I read your posts! I like what you're doing. I wanted to offer a term/concept. In BF Skinner's Walden Two and in his other philosophical work, perhaps some of the most genuinely compassionate yet utilitarian writing on the idea of social progress, he terms the "eutopia" as a counter to utopian ideas that ultimately strive for the past. not a perfect society, but a good one that is always seeking to experiment on itself forwardly, deriving lessons, rather than solutions. Thought you'd like it

So…my reflexive reaction here is actually a pretty negative one.

Which is not to say that I disagree with this “eutopia” idea on the object level.  On the object level, it’s obviously good and correct.  Yes, you always want to be open to improvements, rather than getting mired in a static ideology.  Yes, you want to find your ideals in possibly-real future rather than a definitely-imaginary past golden age.  Very true.

But building a utopia is very hard work, and one of the first hard parts is the part where you actually have to take a stand and define your values.  It requires saying “this is what I think the Good Life looks like, concretely, and I want there to be more of that.”  It requires saying “if we can get ourselves into Situation X, which I describe below, I’ll count that as a win.”  It requires, ultimately, painting some kind of static picture of the utopia and being willing to fight for it – even if you’re willing to cede that progress and improvement over that model are possible. 

This is not a thing that people like to do.  It commits you, and it puts you into conflict with anyone who objects to your favored values and your idealized images.  It’s very tempting to weasel your way out of making any kind of serious concrete normative claim, instead putting your effort into cheering for empty good-sounding “proposals” with no actual content.  Like, y’know, “we should have lots of diversity and freedom so that everyone can do whatever thing is personally best for him!”  Or “we should commit ourselves to finding empirically-justified solutions and then enacting them!”  Or, uh, ahem, “we should always keep on making progress instead of remaining static!”  None of those things is wrong, and in fact all of them are important, but none of them is an answer to any of the hard questions. 

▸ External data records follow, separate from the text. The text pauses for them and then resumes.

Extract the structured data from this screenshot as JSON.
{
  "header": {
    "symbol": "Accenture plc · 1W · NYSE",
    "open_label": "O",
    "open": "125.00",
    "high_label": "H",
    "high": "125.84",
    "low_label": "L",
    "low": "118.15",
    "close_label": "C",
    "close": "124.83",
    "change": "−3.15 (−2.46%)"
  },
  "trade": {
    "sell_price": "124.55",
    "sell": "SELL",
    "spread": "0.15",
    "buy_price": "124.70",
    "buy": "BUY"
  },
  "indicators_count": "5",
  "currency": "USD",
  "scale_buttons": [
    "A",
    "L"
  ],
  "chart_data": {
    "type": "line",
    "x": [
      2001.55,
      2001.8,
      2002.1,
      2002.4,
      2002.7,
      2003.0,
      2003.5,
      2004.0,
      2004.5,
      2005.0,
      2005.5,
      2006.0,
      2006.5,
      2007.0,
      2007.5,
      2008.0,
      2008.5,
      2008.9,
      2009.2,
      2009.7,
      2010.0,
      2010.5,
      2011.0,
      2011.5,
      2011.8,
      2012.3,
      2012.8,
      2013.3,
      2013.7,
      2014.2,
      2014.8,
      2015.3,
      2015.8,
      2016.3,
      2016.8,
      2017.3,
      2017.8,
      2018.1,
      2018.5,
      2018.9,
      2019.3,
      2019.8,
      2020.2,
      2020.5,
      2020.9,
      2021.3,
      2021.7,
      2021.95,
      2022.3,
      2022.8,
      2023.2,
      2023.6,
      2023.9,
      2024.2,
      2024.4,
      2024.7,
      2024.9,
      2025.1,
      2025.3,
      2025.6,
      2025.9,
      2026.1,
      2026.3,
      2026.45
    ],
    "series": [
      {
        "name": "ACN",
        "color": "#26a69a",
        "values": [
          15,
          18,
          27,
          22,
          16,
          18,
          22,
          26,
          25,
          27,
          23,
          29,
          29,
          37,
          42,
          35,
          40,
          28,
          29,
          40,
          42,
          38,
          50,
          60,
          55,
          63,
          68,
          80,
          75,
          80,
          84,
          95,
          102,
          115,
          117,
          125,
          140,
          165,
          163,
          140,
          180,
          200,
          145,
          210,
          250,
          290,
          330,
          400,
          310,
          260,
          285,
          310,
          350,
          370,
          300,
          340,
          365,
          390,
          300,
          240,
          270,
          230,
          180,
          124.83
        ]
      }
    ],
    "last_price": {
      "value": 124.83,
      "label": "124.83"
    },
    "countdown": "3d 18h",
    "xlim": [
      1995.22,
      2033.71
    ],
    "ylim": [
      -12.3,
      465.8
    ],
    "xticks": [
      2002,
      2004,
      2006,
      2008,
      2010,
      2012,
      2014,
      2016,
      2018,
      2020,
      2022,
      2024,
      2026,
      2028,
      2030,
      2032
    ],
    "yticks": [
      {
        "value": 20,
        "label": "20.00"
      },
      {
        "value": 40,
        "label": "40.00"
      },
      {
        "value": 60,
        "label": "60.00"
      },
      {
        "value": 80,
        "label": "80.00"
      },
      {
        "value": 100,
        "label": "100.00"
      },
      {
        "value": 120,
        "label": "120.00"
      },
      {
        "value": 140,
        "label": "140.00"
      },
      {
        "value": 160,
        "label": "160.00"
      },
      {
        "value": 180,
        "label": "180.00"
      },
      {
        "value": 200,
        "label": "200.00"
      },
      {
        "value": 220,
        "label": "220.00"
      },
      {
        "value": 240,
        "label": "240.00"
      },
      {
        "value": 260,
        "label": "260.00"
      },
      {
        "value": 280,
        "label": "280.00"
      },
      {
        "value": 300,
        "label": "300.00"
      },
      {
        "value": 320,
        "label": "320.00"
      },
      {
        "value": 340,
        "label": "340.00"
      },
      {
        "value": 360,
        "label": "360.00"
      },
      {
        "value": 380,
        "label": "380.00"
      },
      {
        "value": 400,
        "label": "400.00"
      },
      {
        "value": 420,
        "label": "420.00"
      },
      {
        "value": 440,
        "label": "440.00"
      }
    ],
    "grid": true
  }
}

(For those who care: I have just described one of the main ways in which I find liberalism unsatisfactory as a guiding ideology.  It will not tell you how to live the Good Life.  It can only offer general-purpose benefits like freedom and rationality and progress, which are great but insufficient.)  

There’s actually a sort of fun experiment you can do.  Ask some smart people you know to describe a utopia.  (Or even just “a society that is close-to-ideal for you personally.”)  They don’t have to tell you how to get there, or even how it functions, just what it looks like.  I’ll bet you money that most of them – most of the normal-ish ones, anyway – will be totally unable to do it.  They’ll fall back on liberal cliches about diversity and progress and sensibleness, and they’ll give you zero specifics.  Because cliches are easy and appealing, while specifics are difficult and set you up for criticism. 

So in short: I am not inclined to favor any approach that emphasizes “the most important part of utopia-building is making sure that you can still have progress!”  It seems likely to be used as a tool to bypass the actual utopia part of the project.